Secondo quanto emerso, le forze di sicurezza marocchine non sarebbero intervenute per contenere i flussi. Nei giorni precedenti, droni, sistemi di sorveglianza e motovedette della Guardia Civil avevano monitorato e intercettato numerosi giovani che tentavano di raggiungere a nuoto la costa spagnola, aggirando la barriera frangiflutti del Tarajal.

La situazione è però rapidamente degenerata quando migliaia di migranti si sono diretti verso Ceuta in pieno giorno, formando lunghe colonne sulle colline vicine al confine e correndo verso la doppia recinzione che separa il Marocco dall’enclave.

Le immagini hanno riportato alla memoria la crisi del maggio 2021, quando oltre ottomila persone attraversarono la frontiera in appena 48 ore, provocando una grave emergenza umanitaria e forti tensioni diplomatiche tra Madrid e Rabat.

Il governo spagnolo starebbe ora valutando il dispiegamento dell’esercito per rafforzare il controllo del territorio.
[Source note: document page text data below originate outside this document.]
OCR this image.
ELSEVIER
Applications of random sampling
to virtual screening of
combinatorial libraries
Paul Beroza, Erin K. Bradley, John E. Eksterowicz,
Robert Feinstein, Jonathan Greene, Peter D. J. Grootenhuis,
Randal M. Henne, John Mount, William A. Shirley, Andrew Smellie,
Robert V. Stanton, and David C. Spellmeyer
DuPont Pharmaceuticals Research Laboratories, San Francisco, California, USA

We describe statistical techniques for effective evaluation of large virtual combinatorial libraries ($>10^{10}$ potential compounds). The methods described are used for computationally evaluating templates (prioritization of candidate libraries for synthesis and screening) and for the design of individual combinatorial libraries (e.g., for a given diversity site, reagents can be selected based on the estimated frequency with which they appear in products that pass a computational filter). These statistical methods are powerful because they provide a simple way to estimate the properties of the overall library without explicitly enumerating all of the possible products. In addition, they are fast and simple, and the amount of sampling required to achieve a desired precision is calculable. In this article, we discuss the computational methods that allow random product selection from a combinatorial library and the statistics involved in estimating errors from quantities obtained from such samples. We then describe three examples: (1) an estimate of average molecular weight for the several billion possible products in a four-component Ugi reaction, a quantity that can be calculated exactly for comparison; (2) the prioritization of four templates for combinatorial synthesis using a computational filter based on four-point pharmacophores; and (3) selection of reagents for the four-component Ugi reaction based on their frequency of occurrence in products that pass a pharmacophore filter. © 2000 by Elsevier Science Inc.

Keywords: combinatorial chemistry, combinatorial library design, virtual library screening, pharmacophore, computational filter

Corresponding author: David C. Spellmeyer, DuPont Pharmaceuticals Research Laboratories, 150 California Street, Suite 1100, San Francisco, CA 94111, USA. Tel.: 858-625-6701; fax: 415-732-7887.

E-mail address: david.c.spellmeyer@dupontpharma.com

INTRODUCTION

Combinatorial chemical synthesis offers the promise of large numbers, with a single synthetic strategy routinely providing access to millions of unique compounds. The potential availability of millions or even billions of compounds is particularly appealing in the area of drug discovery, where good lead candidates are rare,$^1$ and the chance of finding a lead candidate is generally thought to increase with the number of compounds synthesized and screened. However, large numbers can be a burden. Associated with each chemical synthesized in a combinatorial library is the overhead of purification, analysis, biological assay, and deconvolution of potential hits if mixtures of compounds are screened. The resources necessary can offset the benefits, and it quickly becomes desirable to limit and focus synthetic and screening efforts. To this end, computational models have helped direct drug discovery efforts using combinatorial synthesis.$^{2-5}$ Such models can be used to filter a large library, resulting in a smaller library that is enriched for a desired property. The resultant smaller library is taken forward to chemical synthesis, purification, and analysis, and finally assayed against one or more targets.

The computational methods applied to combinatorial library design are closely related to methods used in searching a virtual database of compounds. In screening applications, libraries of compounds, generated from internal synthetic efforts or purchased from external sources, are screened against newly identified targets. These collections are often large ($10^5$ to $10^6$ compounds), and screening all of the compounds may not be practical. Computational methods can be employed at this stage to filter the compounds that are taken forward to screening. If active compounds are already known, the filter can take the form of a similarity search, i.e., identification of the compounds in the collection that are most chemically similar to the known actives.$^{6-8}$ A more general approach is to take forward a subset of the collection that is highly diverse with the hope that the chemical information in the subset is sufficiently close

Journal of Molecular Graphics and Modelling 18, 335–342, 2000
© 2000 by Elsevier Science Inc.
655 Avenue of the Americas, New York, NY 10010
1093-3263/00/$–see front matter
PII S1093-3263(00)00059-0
Anche Bruxelles segue con attenzione l’evolversi della situazione, ribadendo l’impegno dell’Unione europea nella protezione delle frontiere esterne.

In Italia, fonti di Palazzo Chigi hanno fatto sapere che il governo starebbe esaminando anche l’ipotesi di una sospensione degli accordi di Schengen con la Spagna.

A lanciare l’allarme era stato il presidente di Ceuta, Juan Jesús Vivas, che aveva denunciato l’arrivo, nell’ultima settimana, di circa 1.500-2.000 persone a nuoto, con una media di 300 ingressi al giorno.

«Siamo di fronte a un’assoluta emergenza umanitaria e sociale», ha dichiarato Vivas, chiedendo a Madrid di proclamare lo stato di emergenza nazionale, istituire un comando unico e rafforzare le forze di sicurezza anche attraverso l’impiego dell’esercito.